韓国の「風の丘を越えて」のクライマックスでは、盲目の姉が弟の太鼓にあわせてパンソリを歌う。そこでは「声」と途中から消え、フルートの音にかわる。息づかいだけが、空気を動かす。ことばはないが、あるいはことばがないからこそ、姉の口の動き、弟の手の動きで「こころの声」が聞こえる。こころのなかで叫んでいる姉、その叫びをしっかりと受け止める弟。パンソリがおわっても、弟は何も言わない。姉も何も言わない。しかし、観客は、ふたりのこころがしっかりと抱きあったことを知る。もし、そこにことばがあったら、肉声があったら、観客には、ふたりのこころの声が聞こえない。感動しない。ことばがないから、息づかいだけがあるから、感動する。感動とは、あたえられるものではなく、あの場にあわせて、観客のこころが勝手にことばを発するときに生まれる。こらえてもこらえても、こらえきれなくなってこぼれてしまう涙。それが感動である。その瞬間を映像でつくりだすのが映画なのだ。
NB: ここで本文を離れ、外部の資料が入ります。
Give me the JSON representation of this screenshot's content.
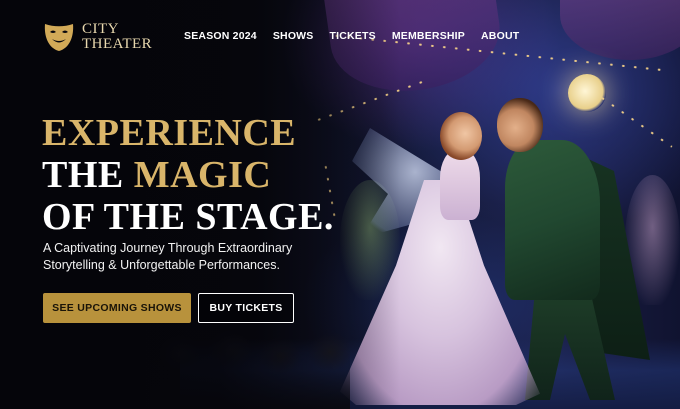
{
  "brand": {
    "line1": "CITY",
    "line2": "THEATER",
    "logo_icon": "theater-mask-icon",
    "color": "#e8d8ae"
  },
  "nav": {
    "items": [
      {
        "label": "SEASON 2024"
      },
      {
        "label": "SHOWS"
      },
      {
        "label": "TICKETS"
      },
      {
        "label": "MEMBERSHIP"
      },
      {
        "label": "ABOUT"
      }
    ]
  },
  "hero": {
    "title_line1": "EXPERIENCE",
    "title_line2_a": "THE ",
    "title_line2_b": "MAGIC",
    "title_line3": "OF THE STAGE.",
    "subtitle_line1": "A Captivating Journey Through Extraordinary",
    "subtitle_line2": "Storytelling & Unforgettable Performances.",
    "primary_cta": "SEE UPCOMING SHOWS",
    "secondary_cta": "BUY TICKETS"
  },
  "colors": {
    "accent_gold": "#d9b56a",
    "button_gold": "#b8923c",
    "background": "#07070d"
  }
}
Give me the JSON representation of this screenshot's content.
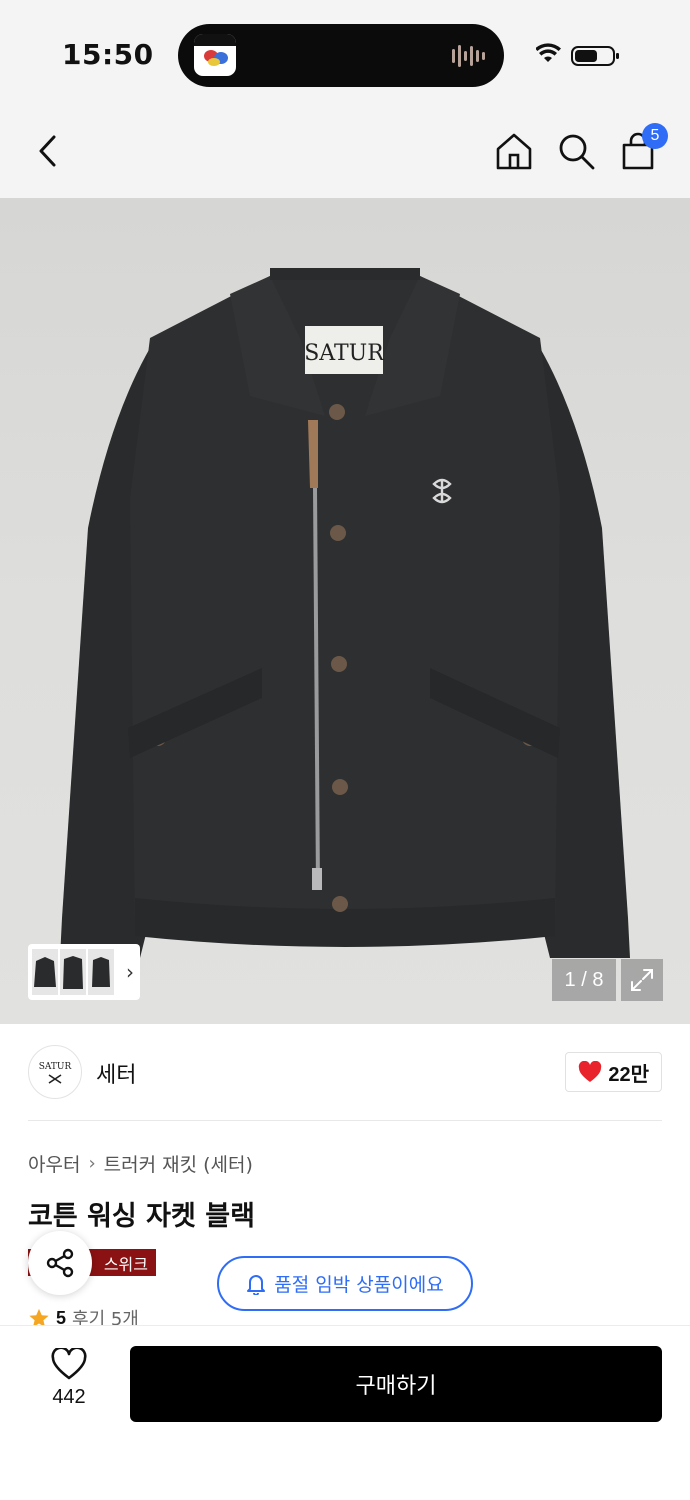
{
  "status_bar": {
    "time": "15:50",
    "island_app_icon": "music-app-icon",
    "icons": [
      "waveform-icon",
      "wifi-icon",
      "battery-icon"
    ]
  },
  "nav": {
    "back_icon": "chevron-left-icon",
    "home_icon": "home-icon",
    "search_icon": "search-icon",
    "cart_icon": "shopping-bag-icon",
    "cart_count": "5",
    "badge_color": "#2f6df6"
  },
  "gallery": {
    "counter": "1 / 8",
    "expand_icon": "expand-icon"
  },
  "brand": {
    "logo_text": "SATUR",
    "name": "세터",
    "like_count": "22만",
    "heart_color": "#e8232b"
  },
  "product": {
    "breadcrumb": [
      "아우터",
      "트러커 재킷 (세터)"
    ],
    "title": "코튼 워싱 자켓 블랙",
    "tag": "스위크",
    "tag_color": "#8b1212",
    "soldout_message": "품절 임박 상품이에요",
    "rating_score": "5",
    "review_label": "후기 5개"
  },
  "bottom_bar": {
    "wish_count": "442",
    "buy_label": "구매하기"
  }
}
大九明子がどんな映画をつくってきたか知らないが、映画失格の作品である。
たぶんこの監督は、映画よりも、脚本よりも、「小説」の方が向いているかもしれない。しかも、その小説は、いわゆるエンターテインメントの小説。安直なことばで、ストーリーをつくり、安直などんでん返し、ハッピーエンドで幕を閉じる小説が向いている。
この映画で言えば、河合優実が「幸せ(しあわせ)」を「さちせ」、伊東蒼が「好き(すき)」を「このき」と言うところが、いわゆる「伏線」なのだが、こんなばからしい「伏線」しか、いまの若者は理解できないのか。ごていねいに、クライマックスでは、その「謎解き」までしてみせている。あまりにも観客をばかにしている。そんな説明など、してもらわなくても、わかる。
もしこの作品を「映画」にするのだったら(「映画」としてつくり直すのだったら)、最後のクライマックスのセリフのシーンを、萩原利久の口の動き(表情)、それを聞いている河合優実の目の動き(表情)だけにしてしまい、セリフそのものをスピッツの曲で消してしまうことだ。「風の丘を越えて」のように。それでもふたりの思いが観客につたわるなら、それは映画といえるだろう。それができないなら、単なる「粗筋」。
河合優実が出演する映画を、私は「あんのこと」「ナミビアの砂漠」「敵」と三本見てきた。今回の作品は四本目だが、今回は、見どころが何もない。これまでの作品は、河合優実の演技がよかったというよりも、河合の演技を引き出す技量が監督にあったということかもしれないとさえ思った。少なくとも、河合優実には「脚本」を読み、映画になるかならないか判断する能力はないのかもしれない、と私なんかは思ってしまった。
ともかくひどい作品。河合優実と伊東蒼が「役」を入れ換えた方が、河合は魅力的な演技をできただろうと思う。そういう意味でも、河合優実には「脚本」を読む力がない、と思ってしまうのである。河合優実を見たいという気持ちは、完全に消えてしまった。